The infuriatingly catchy "Losing My Mind", a Stephen Sondheim composition written for the musical Follies and whipped up to frenetic tempo by the Pet Shop Boys, ticked so many camp boxes that it could have made its way from the gay nightclub Heaven to the Coliseum, the home of the English National Opera, where Liza "with a Zee" is appearing for three nights only at the start of a short British tour.
Her biggest UK hit does not feature in the programme, but she does little else wrong in a two-hour, two-part extravaganza which belies the fact that her obituary is on file at most newspapers. Minnelli's unique relationship with London – she joined her mother on stage at the Palladium in 1964 – means she is singing and dancing to the converted.
They love her and they let her know it as soon as the curtain lifts and she strikes that pose straight out of a Broadway poster at the back of the stage. Wearing black trousers, a shimmery black top and silver headband, she nearly looks like her 1970s self, about to step out to Studio 54 but her 12-piece orchestra is a touch too loud as if trying to keep up with her larger-than-life persona.
By "The Man I Love", the sound balance has improved and she has settled into her "life as an open songbook" persona. Part monologue, part confession, her asides and ad-libs are witty and tick all the expected reference points – ex-husbands, weight loss, drink and drugs. She might appear as though she is letting us into her confidence but she is revealing only as much as she wants, mostly in the service of the song and performance.

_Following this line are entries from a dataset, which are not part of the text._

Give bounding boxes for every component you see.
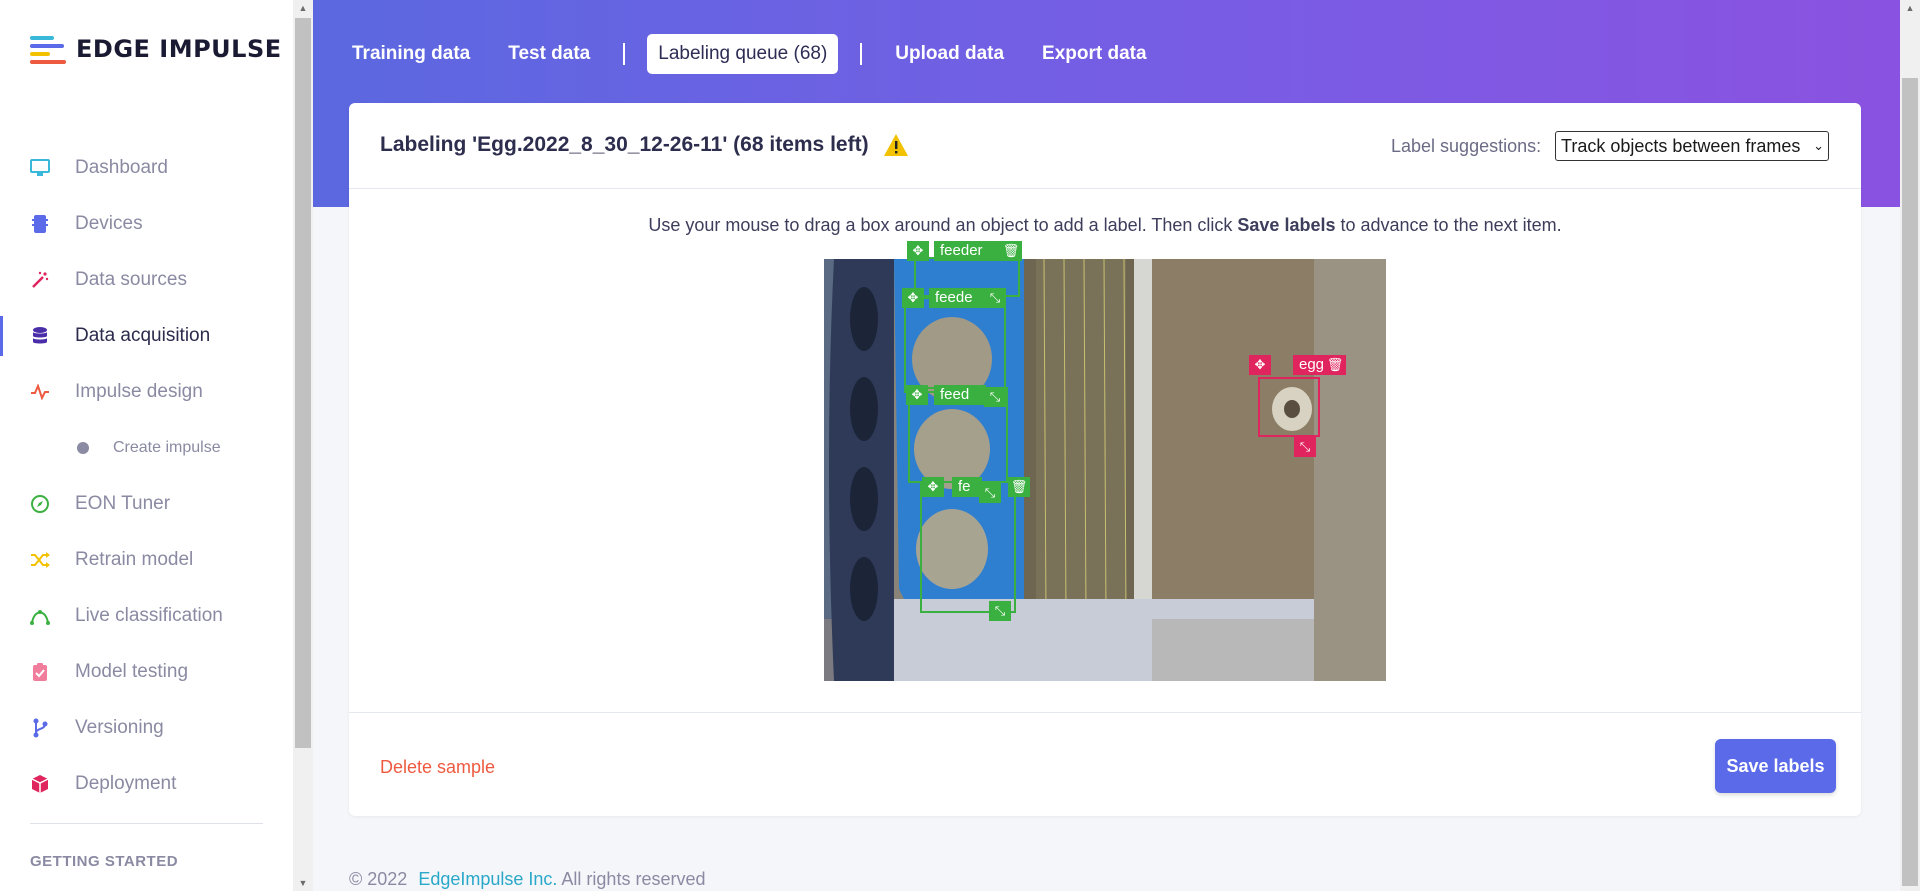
sidebar-item-data-acquisition[interactable]: Data acquisition [0,308,293,364]
chip-icon [30,214,50,234]
sidebar-item-label: Create impulse [113,439,221,456]
sidebar-item-dashboard[interactable]: Dashboard [0,140,293,196]
labeling-canvas[interactable]: ✥ feeder 🗑 ✥ feede ⤡ ✥ feed ⤡ ✥ fe ⤡ 🗑 ⤡… [824,241,1386,681]
tab-export-data[interactable]: Export data [1031,34,1158,74]
sidebar-divider [30,823,263,824]
label-suggestions-select[interactable]: Track objects between frames ⌄ [1555,131,1829,161]
sidebar-item-label: Versioning [75,717,164,738]
delete-sample-link[interactable]: Delete sample [380,757,495,778]
company-link[interactable]: EdgeImpulse Inc. [418,869,557,889]
tab-test-data[interactable]: Test data [497,34,601,74]
sidebar-item-create-impulse[interactable]: Create impulse [0,420,293,476]
sidebar-item-versioning[interactable]: Versioning [0,700,293,756]
section-heading: GETTING STARTED [30,853,179,870]
bounding-box-label[interactable]: feed [934,385,986,405]
page-footer: © 2022 EdgeImpulse Inc. All rights reser… [349,869,705,890]
move-icon[interactable]: ✥ [906,385,928,405]
page-scrollbar[interactable]: ▲ [1900,0,1920,891]
brand-name: EDGE IMPULSE [76,35,282,63]
sidebar-item-model-testing[interactable]: Model testing [0,644,293,700]
shuffle-icon [30,550,50,570]
compass-icon [30,494,50,514]
sidebar-item-data-sources[interactable]: Data sources [0,252,293,308]
page-title: Labeling 'Egg.2022_8_30_12-26-11' (68 it… [380,133,869,156]
scroll-up-icon[interactable]: ▲ [1900,0,1920,16]
card-footer: Delete sample Save labels [349,712,1861,816]
sidebar-item-retrain-model[interactable]: Retrain model [0,532,293,588]
sidebar-item-label: Impulse design [75,381,203,402]
monitor-icon [30,158,50,178]
warning-icon[interactable] [883,133,909,157]
copyright: © 2022 [349,869,408,889]
tab-divider [623,43,626,65]
resize-icon[interactable]: ⤡ [984,288,1006,308]
sidebar-item-label: Data acquisition [75,325,211,346]
bounding-box-feeder[interactable] [920,481,1016,613]
main-content: Training data Test data Labeling queue (… [313,0,1900,891]
move-icon[interactable]: ✥ [922,477,944,497]
trash-icon[interactable]: 🗑 [1000,241,1022,261]
tab-upload-data[interactable]: Upload data [884,34,1015,74]
trash-icon[interactable]: 🗑 [1008,477,1030,497]
sidebar-item-label: Devices [75,213,143,234]
sidebar-item-live-classification[interactable]: Live classification [0,588,293,644]
sidebar-item-label: Data sources [75,269,187,290]
instructions-emphasis: Save labels [1237,215,1336,235]
instructions-text-end: to advance to the next item. [1335,215,1562,235]
label-suggestions-value: Track objects between frames [1561,136,1801,156]
sidebar-item-label: Deployment [75,773,177,794]
sidebar-item-impulse-design[interactable]: Impulse design [0,364,293,420]
bounding-box-egg[interactable] [1258,377,1320,437]
scroll-up-icon[interactable]: ▲ [293,0,313,16]
bounding-box-label[interactable]: fe [952,477,982,497]
database-icon [30,326,50,346]
sidebar-scrollbar[interactable]: ▲ ▼ [293,0,313,891]
instructions-text: Use your mouse to drag a box around an o… [648,215,1238,235]
card-header: Labeling 'Egg.2022_8_30_12-26-11' (68 it… [349,103,1861,189]
sidebar-item-label: Dashboard [75,157,168,178]
resize-icon[interactable]: ⤡ [979,483,1001,503]
pulse-icon [30,382,50,402]
chevron-down-icon: ⌄ [1813,138,1824,153]
tab-labeling-queue[interactable]: Labeling queue (68) [647,34,839,74]
sidebar-item-label: Retrain model [75,549,194,570]
sidebar-item-eon-tuner[interactable]: EON Tuner [0,476,293,532]
tab-training-data[interactable]: Training data [341,34,481,74]
sidebar-item-label: Model testing [75,661,189,682]
scroll-down-icon[interactable]: ▼ [293,875,313,891]
trash-icon[interactable]: 🗑 [1324,355,1346,375]
edge-impulse-logo-icon [30,35,68,64]
sidebar-scrollbar-thumb[interactable] [295,18,311,748]
sidebar-item-label: EON Tuner [75,493,171,514]
sidebar-nav: Dashboard Devices Data sources Data acqu… [0,140,293,812]
dot-icon [77,442,89,454]
resize-icon[interactable]: ⤡ [1294,437,1316,457]
resize-icon[interactable]: ⤡ [984,387,1006,407]
sidebar: EDGE IMPULSE Dashboard Devices Data sour… [0,0,293,891]
box-icon [30,774,50,794]
sidebar-item-label: Live classification [75,605,223,626]
move-icon[interactable]: ✥ [1249,355,1271,375]
clipboard-icon [30,662,50,682]
resize-icon[interactable]: ⤡ [989,601,1011,621]
sidebar-item-devices[interactable]: Devices [0,196,293,252]
page-scrollbar-thumb[interactable] [1902,78,1918,886]
labeling-card: Labeling 'Egg.2022_8_30_12-26-11' (68 it… [349,103,1861,816]
bounding-box-label[interactable]: feede [929,288,989,308]
save-labels-button[interactable]: Save labels [1715,739,1836,793]
wand-icon [30,270,50,290]
logo[interactable]: EDGE IMPULSE [30,35,282,64]
rights-text: All rights reserved [561,869,706,889]
curve-icon [30,606,50,626]
instructions: Use your mouse to drag a box around an o… [349,215,1861,236]
label-suggestions-label: Label suggestions: [1391,136,1542,156]
move-icon[interactable]: ✥ [907,241,929,261]
tab-divider [860,43,863,65]
move-icon[interactable]: ✥ [902,288,924,308]
branch-icon [30,718,50,738]
data-tabs: Training data Test data Labeling queue (… [341,34,1174,74]
bounding-box-feeder[interactable] [904,297,1006,393]
sidebar-item-deployment[interactable]: Deployment [0,756,293,812]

She namechecks her mentors – the songwriters John Kander and Fred Ebb, and the director and choreographer Bob Fosse – recalling how she joined the cast of Chicago as a last-minute replacement. Her transformation into Roxie Hart half-way through the anecdote and plot exposition is mesmerising. She delivers "My Own Best Friend" with feeling and gusto, her voice filling the Coliseum to the rafters. Big finishes are her trademark but "Maybe This Time" is all the better for being performed more sedately, as she sits on a high chair after catching her breath. "(Life Is A) Cabaret" closes the first half and brings the audience to its feet.
The second half of the show, entitled "The Godmother And The Goddaughter", is a tribute to Kay Thompson, a vocal arranger who coached Garland, Lena Horne and Frank Sinatra but left the employ of MGM studios in the late 1940s and developed a flamboyant nightclub act with Andy Williams and his brothers. When Minnelli, sitting on her mother's lap as a toddler, saw her real-life godmother on stage, she was transfixed. Thompson and her god-daughter remained close and Minnelli is now paying tribute to her on the tenth anniversary of her death.
Her recreation of Thompson's club act has real zing and the breathtaking choreography and harmonies make up for the paucity of hits. You could be back at the Copacabana 50 years ago, but Minnelli has always given her devoted fans what they want and encores with her signature song, "New York, New York". "I am home," she quipped earlier. She wasn't kidding.